MY CALL: This film heavily derivative, borrowing a lot from The Walking Dead (2010-2019), I Am Legend (2007) and The Descent (2005). But I don’t really care. This film makes a great effort, it’s a decent movie, and it has a lot of heart. Derivative, but determined. MORE MOVIES LIKE Extinction: For more engaging apocalyptic Sci-Horror, try I Am Legend (2007), The Colony (2013), World War Z (2013), The Day (2011), 10 Cloverfield Lane (2016), The Mist (2007), A Quiet Place (2018), Bird Box (2018) and The Happening (2008).
The near future is bleak and filled with highly contagious sprinting raging ghouls with a propensity for flesh-tearing neck bites—as is so often the case, right? After nearly a decade of no outside human contact, Patrick (Matthew Fox; Lost, Bone Tomahawk), Jack (Jeffrey Donovan; Book of Shadows: Blair Witch 2) and young daughter Lu (Quinn McColgan) confirm they’re not alone after a sighting of the zombie-vampire creature that ended the world they once knew.
Albino, blind, generally naked flesh eat-eaters, our monsters push the creatures from The Descent (2005) above ground into I Am Legend (2007) territory. The violent action, blood and gore, and monster make-up are all good. Nothing here is original, but it’s certainly well done.
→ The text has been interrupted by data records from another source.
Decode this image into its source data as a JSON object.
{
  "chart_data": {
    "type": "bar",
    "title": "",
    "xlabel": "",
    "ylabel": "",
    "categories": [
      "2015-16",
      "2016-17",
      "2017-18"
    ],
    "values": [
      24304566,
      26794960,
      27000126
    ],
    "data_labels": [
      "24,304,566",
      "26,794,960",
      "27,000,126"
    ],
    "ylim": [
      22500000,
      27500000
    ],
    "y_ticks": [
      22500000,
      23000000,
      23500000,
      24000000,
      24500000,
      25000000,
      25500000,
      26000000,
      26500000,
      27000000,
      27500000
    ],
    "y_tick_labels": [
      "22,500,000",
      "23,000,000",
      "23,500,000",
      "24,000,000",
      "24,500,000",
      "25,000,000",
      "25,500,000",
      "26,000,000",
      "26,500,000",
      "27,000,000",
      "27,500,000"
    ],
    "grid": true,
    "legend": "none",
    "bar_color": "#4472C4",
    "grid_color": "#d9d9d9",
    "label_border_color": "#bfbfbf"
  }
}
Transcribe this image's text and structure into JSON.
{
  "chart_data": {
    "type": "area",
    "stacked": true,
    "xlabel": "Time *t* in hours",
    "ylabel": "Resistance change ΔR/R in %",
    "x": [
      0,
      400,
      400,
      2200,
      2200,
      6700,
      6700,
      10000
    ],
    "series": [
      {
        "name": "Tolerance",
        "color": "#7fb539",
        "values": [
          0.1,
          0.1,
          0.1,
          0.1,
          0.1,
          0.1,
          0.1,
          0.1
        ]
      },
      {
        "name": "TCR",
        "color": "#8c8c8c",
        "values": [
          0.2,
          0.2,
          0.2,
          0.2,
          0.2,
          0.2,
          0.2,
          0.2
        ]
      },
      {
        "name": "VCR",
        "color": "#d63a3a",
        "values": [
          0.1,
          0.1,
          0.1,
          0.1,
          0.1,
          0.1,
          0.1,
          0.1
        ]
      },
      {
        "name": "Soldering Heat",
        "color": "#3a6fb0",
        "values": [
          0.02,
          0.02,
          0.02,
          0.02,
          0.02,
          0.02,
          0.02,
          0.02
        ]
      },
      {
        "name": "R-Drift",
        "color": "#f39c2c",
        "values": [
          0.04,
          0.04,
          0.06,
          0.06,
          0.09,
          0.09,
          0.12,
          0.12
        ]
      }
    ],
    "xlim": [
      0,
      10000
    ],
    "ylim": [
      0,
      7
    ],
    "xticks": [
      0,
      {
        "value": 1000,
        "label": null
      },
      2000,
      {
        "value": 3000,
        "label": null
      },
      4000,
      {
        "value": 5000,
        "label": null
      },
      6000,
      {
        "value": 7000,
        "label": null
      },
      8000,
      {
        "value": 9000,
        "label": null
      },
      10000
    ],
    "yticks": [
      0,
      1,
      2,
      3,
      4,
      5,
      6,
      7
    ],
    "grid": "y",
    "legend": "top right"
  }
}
Director Miguel Ángel Vivas (Inside, Kidnapped) has brought us his own take on the end of the world. And as we’ve seen in The Walking Dead (2010-2019), I Am Legend (2007) and many others of the motif, going unnoticed to the non-human threat, seeking survivors across radio waves, and foraging for food become the main themes. The best filmmaking decision (for me) was the Winter setting, which added a crisply barren palate and a great deal of flavor to Fox and Donovan’s solid performances.
But what’s with these blind predators? Pitch Black (2000), A Quiet Place (2018), The Silence (2019), The Descent (2005), Tremors (1990)… sometimes subterranean evolution is a good reason, but that doesn’t at all apply in the present film. I’m guessing Miguel Ángel Vivas just loved The Descent (2005), as the present ghouls feel strikingly similar to them.
You know what? This film heavily derivative, borrowing a lot from many well-known sources (especially TWD season 3 in one particular scene). But I don’t really care. This film still makes a significant and appreciable effort, it’s a decent movie, and it has a lot of heart. Derivative, but determined.